A portuguesa sobressaiu em vários
indicadores estatísticos: venceu em larga vantagem a quantidade de winners (51
para 21) e conseguiu recuperar de 3-5 em todos os três ‘sets’, mesmo quando a
fadiga e as cãibras começavam a complicar a conclusão do embate. O esforço
físico e mental foi enorme, refletindo a determinação e a capacidade
competitiva da jovem atleta.
Saldo português negativo
Antes do jogo de Voloshchuk, também
Gabriela Amorim foi eliminada na primeira ronda. Para a jovem de 17 anos, esta foi a estreia a este nível e apenas o terceiro torneio
profissional, tornando a experiência ainda mais relevante para a sua evolução.

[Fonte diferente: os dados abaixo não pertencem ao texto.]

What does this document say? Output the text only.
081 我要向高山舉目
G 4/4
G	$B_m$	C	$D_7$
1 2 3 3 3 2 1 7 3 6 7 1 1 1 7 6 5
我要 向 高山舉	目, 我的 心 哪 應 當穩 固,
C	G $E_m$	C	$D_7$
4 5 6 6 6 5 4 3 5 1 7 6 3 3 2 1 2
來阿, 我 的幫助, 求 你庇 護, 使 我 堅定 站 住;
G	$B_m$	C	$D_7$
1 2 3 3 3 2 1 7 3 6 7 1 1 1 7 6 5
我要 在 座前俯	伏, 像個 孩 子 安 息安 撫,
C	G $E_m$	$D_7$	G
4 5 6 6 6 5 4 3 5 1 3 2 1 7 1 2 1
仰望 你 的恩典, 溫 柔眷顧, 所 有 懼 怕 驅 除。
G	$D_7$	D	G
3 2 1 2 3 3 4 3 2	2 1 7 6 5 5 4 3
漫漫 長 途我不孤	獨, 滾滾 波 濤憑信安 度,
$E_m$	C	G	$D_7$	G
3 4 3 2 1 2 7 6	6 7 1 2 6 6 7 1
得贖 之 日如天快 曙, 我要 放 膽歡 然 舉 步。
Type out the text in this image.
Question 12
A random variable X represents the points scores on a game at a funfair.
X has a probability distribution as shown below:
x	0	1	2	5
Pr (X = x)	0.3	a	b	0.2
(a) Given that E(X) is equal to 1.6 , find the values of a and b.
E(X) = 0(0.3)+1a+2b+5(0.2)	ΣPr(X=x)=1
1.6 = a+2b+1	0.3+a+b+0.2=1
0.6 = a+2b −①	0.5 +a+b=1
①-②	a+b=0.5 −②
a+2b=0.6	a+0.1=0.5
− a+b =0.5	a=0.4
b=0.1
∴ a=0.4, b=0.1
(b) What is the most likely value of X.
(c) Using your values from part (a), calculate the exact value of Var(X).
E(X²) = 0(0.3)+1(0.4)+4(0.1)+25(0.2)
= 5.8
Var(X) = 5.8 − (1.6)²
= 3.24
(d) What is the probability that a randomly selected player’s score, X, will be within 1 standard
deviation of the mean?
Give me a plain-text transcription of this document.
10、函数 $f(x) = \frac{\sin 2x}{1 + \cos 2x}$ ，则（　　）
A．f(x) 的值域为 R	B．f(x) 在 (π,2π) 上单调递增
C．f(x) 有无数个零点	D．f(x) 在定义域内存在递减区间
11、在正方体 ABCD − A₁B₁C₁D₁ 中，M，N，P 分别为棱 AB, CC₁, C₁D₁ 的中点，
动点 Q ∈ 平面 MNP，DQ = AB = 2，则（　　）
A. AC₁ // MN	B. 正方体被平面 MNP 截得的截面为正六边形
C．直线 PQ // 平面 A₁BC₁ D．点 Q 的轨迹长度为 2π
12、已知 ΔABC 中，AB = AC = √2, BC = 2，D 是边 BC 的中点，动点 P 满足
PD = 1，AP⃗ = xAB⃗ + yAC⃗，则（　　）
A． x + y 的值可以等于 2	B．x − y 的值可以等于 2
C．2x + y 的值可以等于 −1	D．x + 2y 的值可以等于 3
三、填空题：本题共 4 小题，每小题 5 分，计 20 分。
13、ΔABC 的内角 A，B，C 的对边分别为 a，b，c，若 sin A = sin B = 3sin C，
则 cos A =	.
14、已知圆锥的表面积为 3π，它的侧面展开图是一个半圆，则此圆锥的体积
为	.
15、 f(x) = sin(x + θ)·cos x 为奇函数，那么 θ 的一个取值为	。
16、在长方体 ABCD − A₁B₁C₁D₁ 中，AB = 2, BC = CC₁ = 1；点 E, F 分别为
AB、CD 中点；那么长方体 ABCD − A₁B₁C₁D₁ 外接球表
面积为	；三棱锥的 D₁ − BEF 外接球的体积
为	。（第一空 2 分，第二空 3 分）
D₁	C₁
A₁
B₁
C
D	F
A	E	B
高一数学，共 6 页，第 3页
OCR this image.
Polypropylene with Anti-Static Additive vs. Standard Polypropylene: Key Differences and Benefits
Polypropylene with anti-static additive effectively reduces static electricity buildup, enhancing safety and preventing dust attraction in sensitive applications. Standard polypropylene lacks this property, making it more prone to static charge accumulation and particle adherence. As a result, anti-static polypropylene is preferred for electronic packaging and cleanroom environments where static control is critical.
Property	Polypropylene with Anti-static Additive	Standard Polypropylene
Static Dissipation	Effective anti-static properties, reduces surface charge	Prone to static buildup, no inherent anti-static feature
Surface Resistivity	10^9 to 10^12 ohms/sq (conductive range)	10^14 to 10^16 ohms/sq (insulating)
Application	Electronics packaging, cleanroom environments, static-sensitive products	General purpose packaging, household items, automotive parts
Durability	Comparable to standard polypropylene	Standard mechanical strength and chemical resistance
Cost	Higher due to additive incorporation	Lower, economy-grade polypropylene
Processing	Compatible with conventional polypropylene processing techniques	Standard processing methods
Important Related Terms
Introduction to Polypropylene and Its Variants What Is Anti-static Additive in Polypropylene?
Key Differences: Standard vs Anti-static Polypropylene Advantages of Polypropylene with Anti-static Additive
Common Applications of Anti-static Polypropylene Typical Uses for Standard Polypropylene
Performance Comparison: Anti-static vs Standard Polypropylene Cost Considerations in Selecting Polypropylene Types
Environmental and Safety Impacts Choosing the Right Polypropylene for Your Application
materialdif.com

O arranque do quadro principal do
Women’s Indoor Oeiras Open deixa o saldo português negativo em termos de
vitórias, mas evidencia o potencial das jovens jogadoras nacionais. Voloshchuk mostrou talento, resiliência e capacidade para
competir em torneios de alto nível, prometendo evolução nas próximas
competições.
Apesar do resultado, o desempenho de Voloshchuk deixa claro que a jovem portuguesa está a consolidar-se
entre as melhores atletas do país, com capacidade para enfrentar jogadoras de
maior experiência internacional. Este tipo de partidas, longas e exigentes, são
essenciais para ganhar experiência, confiança e resistência, pilares
fundamentais para uma carreira profissional de sucesso no ténis feminino.